Gegen 16 Uhr machen wir uns auf den Weg in die Stadt, die Kinder natürlich verkleidet, Lena als furchterregender Pirat mit Tattoos und Narben, Maya geht als Piratenpapagei. Vor dem Containerhafen bringen sich gerade schon die „Angel Harps“ in Formation, zwei LKWs, zwei Dutzend Steeldrums. Es klimpert und klingt. Der Kreisverkehr wird gerade abgesperrt, die Polizisten tragen so bunte Uniformen, dass sie ebenfalls verkleidet wirken, ist aber echt und war letzte Woche schon genauso. In der Carenage, wo die Fischerboote am Dock liegen, sind Tribüne und Zelte aufgebaut. Sicher kein Vergleich mit dem Karneval in Trinidad, aber heute ist ja auch nur der Anfang, der Start der Saison.
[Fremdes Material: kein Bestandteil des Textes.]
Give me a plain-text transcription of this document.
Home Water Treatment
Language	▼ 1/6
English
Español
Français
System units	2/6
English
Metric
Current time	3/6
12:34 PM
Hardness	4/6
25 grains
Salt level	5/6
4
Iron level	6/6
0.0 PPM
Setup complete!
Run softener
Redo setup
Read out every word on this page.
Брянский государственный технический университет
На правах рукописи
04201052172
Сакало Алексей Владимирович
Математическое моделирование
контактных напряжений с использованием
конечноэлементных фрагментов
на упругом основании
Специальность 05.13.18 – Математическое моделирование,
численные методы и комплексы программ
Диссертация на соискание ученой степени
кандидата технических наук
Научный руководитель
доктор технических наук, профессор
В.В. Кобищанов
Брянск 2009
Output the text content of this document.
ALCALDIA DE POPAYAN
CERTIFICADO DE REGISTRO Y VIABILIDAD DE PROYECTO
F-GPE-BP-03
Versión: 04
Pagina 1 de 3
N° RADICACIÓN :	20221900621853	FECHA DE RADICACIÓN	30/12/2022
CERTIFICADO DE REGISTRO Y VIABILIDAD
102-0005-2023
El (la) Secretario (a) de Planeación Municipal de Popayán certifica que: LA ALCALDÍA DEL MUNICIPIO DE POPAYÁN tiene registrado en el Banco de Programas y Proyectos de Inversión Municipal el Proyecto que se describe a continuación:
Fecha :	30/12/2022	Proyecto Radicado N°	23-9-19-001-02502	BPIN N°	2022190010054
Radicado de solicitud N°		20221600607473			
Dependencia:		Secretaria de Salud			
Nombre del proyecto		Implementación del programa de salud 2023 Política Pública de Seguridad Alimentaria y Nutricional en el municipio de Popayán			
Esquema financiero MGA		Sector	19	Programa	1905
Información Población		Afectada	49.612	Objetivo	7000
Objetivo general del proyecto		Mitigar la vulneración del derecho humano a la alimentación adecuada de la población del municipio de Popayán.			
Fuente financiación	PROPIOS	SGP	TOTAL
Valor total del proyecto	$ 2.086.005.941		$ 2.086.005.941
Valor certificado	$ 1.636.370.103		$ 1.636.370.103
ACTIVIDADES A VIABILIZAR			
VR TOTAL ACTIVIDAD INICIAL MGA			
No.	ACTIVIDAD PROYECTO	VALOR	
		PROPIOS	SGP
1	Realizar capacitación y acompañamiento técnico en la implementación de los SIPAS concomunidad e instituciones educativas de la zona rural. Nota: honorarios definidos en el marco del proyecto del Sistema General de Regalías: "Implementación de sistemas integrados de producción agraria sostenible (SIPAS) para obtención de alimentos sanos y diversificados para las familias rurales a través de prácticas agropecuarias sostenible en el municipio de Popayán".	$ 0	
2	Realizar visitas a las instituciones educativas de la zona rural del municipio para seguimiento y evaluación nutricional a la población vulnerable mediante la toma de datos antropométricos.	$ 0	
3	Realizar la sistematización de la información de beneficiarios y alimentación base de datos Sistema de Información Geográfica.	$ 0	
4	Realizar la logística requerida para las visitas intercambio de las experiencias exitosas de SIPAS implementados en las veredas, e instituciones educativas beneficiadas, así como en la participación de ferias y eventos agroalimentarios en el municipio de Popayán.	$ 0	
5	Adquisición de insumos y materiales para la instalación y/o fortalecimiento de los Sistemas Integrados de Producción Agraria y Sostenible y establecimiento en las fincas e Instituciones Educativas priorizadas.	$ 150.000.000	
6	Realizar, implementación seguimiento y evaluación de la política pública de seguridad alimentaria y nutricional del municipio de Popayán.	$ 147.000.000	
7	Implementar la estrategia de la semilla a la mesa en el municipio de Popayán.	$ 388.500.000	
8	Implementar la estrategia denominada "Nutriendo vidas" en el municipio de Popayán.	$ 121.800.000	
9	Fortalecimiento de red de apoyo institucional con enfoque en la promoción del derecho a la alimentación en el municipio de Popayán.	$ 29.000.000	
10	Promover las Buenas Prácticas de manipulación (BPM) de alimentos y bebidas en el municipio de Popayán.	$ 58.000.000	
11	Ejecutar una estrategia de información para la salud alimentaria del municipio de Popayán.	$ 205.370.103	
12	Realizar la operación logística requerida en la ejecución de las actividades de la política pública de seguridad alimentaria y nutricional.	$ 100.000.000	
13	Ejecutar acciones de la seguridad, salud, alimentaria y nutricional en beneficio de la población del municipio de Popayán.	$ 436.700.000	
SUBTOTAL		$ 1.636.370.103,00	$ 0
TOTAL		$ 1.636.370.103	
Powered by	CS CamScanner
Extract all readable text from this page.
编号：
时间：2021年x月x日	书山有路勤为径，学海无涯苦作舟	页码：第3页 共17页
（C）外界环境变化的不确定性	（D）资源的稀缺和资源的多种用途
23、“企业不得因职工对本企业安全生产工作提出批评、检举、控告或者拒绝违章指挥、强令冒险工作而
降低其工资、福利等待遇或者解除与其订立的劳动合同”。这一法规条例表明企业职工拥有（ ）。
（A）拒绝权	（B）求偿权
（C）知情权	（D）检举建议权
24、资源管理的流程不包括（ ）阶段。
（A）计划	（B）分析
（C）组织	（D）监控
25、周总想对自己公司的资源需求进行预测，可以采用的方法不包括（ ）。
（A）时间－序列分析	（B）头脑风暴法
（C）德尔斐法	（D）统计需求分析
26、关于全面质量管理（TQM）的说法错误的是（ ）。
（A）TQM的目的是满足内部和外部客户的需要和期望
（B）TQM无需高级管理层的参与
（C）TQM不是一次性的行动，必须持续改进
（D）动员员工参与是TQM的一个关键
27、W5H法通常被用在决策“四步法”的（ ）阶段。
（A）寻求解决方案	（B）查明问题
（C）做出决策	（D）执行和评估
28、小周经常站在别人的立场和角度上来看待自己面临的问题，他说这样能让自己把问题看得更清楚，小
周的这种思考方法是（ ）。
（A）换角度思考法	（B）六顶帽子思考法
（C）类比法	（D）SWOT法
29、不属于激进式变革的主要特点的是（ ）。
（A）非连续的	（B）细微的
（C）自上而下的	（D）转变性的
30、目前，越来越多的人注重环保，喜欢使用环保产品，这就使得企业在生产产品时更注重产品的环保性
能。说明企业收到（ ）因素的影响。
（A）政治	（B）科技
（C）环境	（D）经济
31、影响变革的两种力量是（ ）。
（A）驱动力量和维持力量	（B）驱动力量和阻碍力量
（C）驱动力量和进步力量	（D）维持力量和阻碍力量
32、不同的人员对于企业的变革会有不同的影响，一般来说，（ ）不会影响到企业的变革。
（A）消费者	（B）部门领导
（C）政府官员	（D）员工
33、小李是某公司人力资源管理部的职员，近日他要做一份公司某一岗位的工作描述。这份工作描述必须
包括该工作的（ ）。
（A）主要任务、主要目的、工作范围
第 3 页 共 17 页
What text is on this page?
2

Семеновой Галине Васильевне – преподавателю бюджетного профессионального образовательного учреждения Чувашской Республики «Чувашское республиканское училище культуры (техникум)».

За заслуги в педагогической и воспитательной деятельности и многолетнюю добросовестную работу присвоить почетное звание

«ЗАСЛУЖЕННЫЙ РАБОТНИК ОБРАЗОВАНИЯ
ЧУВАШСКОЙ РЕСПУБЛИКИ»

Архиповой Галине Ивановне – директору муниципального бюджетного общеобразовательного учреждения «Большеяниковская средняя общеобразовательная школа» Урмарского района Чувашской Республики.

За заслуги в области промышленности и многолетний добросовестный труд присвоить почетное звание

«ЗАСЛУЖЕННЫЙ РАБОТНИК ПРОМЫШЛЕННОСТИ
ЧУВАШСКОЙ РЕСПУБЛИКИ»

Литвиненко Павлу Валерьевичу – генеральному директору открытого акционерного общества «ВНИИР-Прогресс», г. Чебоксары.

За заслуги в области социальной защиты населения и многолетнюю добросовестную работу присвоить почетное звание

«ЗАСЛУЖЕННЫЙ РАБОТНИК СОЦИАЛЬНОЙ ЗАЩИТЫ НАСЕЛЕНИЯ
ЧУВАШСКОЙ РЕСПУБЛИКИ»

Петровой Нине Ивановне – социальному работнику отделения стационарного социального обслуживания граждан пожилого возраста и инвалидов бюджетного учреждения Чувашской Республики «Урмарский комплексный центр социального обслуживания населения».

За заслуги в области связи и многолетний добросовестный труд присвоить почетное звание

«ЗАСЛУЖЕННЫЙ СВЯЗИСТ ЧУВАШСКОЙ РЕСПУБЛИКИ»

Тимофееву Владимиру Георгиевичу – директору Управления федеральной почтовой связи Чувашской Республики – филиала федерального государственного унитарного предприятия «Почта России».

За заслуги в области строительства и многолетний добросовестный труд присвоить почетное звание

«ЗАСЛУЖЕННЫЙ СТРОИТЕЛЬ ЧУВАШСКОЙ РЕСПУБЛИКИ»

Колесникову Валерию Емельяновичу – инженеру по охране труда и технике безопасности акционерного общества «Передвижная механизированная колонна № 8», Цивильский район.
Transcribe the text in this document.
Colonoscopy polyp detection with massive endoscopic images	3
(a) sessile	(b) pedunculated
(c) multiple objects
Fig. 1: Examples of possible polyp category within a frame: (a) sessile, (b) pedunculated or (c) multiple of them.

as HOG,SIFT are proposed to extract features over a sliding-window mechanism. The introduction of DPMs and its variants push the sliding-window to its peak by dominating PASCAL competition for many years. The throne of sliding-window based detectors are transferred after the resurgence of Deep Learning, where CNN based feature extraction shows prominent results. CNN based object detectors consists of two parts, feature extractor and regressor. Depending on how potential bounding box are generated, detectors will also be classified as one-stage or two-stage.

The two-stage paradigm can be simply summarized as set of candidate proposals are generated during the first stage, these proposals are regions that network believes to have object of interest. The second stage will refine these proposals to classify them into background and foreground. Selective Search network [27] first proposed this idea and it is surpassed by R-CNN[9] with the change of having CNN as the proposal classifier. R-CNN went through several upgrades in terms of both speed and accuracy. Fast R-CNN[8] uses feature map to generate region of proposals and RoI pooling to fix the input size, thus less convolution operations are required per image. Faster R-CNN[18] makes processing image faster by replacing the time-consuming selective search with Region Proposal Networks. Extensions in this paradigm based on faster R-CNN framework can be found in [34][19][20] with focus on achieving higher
Als Auftakt der fünften Jahreszeit findet eine Parade an der Carenage statt, preisgekrönte Soca- und Calypsostars der Vorsaison spielen auf, DJ Fat Boy George verspricht Tanz bis zum Morgengrauen und die typischen Figuren des Grenada Karnevals ziehen durch die Strassen. Die Jab-jabs oder Devil Mas Bands, schwarzgekleidetete gruselige Gestalten mit gehörnten Helmen und Plateauschuhen, ziehen klappernde Wellbleche über den löchrigen Asphalt, die farbenfrohen Shortknees in ihren arabisch anmutenden Kostümen lassen kiloweise Babypuder aus weißen Dosen fliegen. Alle sind mit Begeisterung bei der Sache, bis auf die leichtbekleidete Schönheit auf Stelzen, die sich zwischen gelangweilten Tanzbewegungen immer wieder ihrem Blackberry widmet, dass fest im Netzhandschuh verstaut ist.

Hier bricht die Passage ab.